Data centers strive to reduce energy consumption for two reasons.  First, there is the “green” component and all corporations have a responsibility to the environment and the community to be good stewards of energy.  Second, energy is often the highest cost for many data centers and energy reduction serves to reduce that cost.  Data centers that are highly energy efficient will have a lower overall cost of operation and will be more competitive than those data centers ignoring energy consumption.  Data centers that are not energy efficient will be determined obsolete and removed from service due to their associated high operational expenses.

The greatest opportunity to reduce data center energy consumption is in the cooling system and there are many methods employed to achieve those reductions.  Within the data center, means to segregate the cold air delivered to cool the equipment from the exhausted hot air is critical.  Energy is expended to create the cold air and it must be directed only to the equipment and not lost to mixing with the exhausted hot air.  Equipment aisles are aligned in hot aisle and cold aisle configurations with blanking panels in the cabinets preventing hot air from leaking into the cold aisle.  The cold aisle can be contained with doors and clear covers to prevent the hot air from getting into the cold aisle.  The hot aisle can be contained directing the hot exhaust directly back to the air handler preventing any mixing with the cold air.  
In each case, prohibiting cold air from mixing with the hot air, also referred to as bypass air, serves to ensure the air returned to the handlers is very hot.  Many data centers still control their air handler chill water valves on Return Air Temperature (RAT).  At these sites, the elimination of bypass air causes the RAT to rise and the air handler reacts by increasing the amount of chill water delivered to the coil to bring the RAT back to set point reducing cold aisle temperatures.  This represents an increase in energy consumed as more chill water is required.  Supply Air Temperature (SAT) control should be established prior to any attempt to reduce bypass air so that energy savings can be realized.

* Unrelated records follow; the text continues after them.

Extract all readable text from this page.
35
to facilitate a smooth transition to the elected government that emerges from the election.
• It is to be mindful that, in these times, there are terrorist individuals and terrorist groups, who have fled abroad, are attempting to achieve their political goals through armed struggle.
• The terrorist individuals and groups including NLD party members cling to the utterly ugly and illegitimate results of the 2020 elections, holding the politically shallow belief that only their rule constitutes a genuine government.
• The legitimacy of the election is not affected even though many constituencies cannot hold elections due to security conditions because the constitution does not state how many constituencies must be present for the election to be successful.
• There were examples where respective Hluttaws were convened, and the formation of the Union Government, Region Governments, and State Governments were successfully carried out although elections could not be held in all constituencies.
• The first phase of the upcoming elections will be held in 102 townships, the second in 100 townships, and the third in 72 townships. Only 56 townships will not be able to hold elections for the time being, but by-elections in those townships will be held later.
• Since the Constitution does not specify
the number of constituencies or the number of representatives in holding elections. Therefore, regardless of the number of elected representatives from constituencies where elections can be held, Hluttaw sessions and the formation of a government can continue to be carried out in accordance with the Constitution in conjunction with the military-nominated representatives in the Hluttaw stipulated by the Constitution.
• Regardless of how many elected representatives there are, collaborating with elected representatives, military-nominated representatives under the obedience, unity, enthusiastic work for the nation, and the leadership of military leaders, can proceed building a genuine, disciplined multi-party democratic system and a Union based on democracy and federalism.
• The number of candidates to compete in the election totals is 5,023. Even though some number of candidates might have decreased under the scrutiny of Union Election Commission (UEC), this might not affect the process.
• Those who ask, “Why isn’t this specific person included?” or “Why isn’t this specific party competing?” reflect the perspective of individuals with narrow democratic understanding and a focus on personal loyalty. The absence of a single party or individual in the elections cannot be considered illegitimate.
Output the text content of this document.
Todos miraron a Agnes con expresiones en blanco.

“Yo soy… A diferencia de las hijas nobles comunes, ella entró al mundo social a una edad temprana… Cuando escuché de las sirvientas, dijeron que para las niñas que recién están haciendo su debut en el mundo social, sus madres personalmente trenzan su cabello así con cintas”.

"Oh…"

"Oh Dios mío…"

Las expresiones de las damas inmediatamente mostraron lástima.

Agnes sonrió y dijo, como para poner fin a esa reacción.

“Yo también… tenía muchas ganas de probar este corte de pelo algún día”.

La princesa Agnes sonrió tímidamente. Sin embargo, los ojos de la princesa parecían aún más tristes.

Another way to lower energy consumption is to reduce the shaft speed of the motors employed to cool the data center.  Motors are used to pump chill water and move the air.  Motor shaft speed and energy consumption vary as a cubic relationship.  This means that a 40% reduction in shaft speed can result in an 80% reduction in energy consumed by that motor.  Careful control of the amount of cold air delivered to the data center floor allows both chill water and air flow to be minimized.  Respective motor shaft speeds can be reduced resulting in significant energy reductions, so long as the motors are speed controllable.

Both the elimination of bypass air and motor shaft speed reductions can be achieved in any data center regardless of geographic location limiting energy consumption, reducing costs, and meeting corporate social responsibility goals.